Step 1: get a VPS. Sign up for Zebra VPS, choose the 2 GB RAM plan ($2/month), note your credentials (IP, SSH username, SSH password).

Step 2: connect to the VPS.

ssh ubuntu@YOUR_VPS_IP

Step 3: install NemoClaw.

curl -fsSL https://nvidia.com/nemo/install.sh | bash

Step 4: configure. The setup wizard prompts for:

  • Model provider (default: OpenRouter with nvidia.com/nemotron-3-super)
  • API key
  • Security policies (default: basic)
  • Messaging platform (Discord, Telegram, or both)

Step 5: verify.

nemo status

The status output should show the NemoClaw daemon running, the model provider connected, and the messaging platform authenticated. If any of those is missing, the install is incomplete — re-run the wizard or check the troubleshooting flow.

Model options

The channel's coverage documents four model options, ranked by cost.

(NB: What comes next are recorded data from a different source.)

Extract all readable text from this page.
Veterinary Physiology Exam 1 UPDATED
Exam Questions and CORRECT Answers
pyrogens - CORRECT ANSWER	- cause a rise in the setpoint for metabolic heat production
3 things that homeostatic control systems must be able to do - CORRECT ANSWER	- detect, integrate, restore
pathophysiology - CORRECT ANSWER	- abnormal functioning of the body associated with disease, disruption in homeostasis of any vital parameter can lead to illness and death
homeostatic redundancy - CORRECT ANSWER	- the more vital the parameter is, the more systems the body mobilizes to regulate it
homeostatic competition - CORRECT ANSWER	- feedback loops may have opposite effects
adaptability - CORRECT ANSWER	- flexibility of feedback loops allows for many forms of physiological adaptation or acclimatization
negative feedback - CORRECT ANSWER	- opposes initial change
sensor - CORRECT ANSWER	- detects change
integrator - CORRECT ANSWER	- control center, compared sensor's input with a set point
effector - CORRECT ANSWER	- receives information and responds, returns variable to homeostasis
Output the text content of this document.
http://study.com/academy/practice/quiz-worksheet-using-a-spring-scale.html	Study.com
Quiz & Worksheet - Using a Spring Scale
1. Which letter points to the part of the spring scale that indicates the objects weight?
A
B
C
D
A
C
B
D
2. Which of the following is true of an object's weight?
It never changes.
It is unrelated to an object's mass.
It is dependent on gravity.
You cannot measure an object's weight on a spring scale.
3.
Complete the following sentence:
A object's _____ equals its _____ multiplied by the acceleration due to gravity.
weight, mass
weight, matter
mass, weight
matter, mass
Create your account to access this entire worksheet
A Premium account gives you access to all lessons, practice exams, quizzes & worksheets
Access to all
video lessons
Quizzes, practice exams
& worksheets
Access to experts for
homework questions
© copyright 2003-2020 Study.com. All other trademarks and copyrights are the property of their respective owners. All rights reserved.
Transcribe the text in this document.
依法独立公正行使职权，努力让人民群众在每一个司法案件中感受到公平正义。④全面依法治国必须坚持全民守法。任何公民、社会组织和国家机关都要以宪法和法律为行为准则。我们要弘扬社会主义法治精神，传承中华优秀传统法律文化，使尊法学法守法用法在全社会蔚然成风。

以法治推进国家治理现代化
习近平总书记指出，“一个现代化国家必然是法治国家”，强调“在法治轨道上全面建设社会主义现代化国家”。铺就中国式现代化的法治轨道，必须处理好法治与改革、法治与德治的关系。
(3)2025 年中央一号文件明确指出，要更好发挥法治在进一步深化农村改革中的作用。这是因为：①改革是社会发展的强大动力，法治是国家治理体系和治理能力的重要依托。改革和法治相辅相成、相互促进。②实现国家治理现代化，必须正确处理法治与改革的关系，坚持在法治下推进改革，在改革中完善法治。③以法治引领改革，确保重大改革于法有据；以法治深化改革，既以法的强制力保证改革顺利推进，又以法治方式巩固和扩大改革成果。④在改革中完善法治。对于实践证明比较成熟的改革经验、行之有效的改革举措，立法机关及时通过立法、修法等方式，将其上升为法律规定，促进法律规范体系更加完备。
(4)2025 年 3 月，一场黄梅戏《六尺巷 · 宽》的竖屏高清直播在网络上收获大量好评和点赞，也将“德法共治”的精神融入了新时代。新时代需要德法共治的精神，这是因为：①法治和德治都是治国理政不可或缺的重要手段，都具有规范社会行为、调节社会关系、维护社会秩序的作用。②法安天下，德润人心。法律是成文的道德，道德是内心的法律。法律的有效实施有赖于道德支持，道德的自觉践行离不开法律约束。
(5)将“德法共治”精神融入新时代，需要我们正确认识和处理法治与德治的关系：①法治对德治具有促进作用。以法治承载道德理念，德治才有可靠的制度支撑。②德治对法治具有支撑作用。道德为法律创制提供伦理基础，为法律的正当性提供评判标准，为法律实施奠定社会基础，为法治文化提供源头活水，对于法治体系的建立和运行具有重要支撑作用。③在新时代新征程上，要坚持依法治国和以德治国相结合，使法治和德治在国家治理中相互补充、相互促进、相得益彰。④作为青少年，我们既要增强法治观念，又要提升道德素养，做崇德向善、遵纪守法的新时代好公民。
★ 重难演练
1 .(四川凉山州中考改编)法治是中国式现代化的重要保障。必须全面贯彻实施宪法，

Free option: Nvidia Nemotron 3 Super

  • Cost: $0 per million input tokens, $0 per million output tokens
  • Provider: OpenRouter
  • Setup: sign up at OpenRouter.ai → create API key → select "Nvidia Nemotron 3 Super" as model

The free tier is enough for the test-channel pattern from 9.3. The model is "not very confident" on serious work (the host's framing), so the upgrade is task-specific.

Paid options

  • Minimax M2.5/M2.7 — best for task execution; popular on OpenRouter; affordable pricing. The default upgrade path for cost-sensitive production work.
  • Claude Opus/Sonnet 4.6 — recommended for architecture tasks; higher quality reasoning; more expensive. The default for any task that touches money, customer data, or production infrastructure.
  • Hunter Alpha — free tier available; good for experimentation. The default for "I want to try NemoClaw but I'm not ready to commit to a paid model."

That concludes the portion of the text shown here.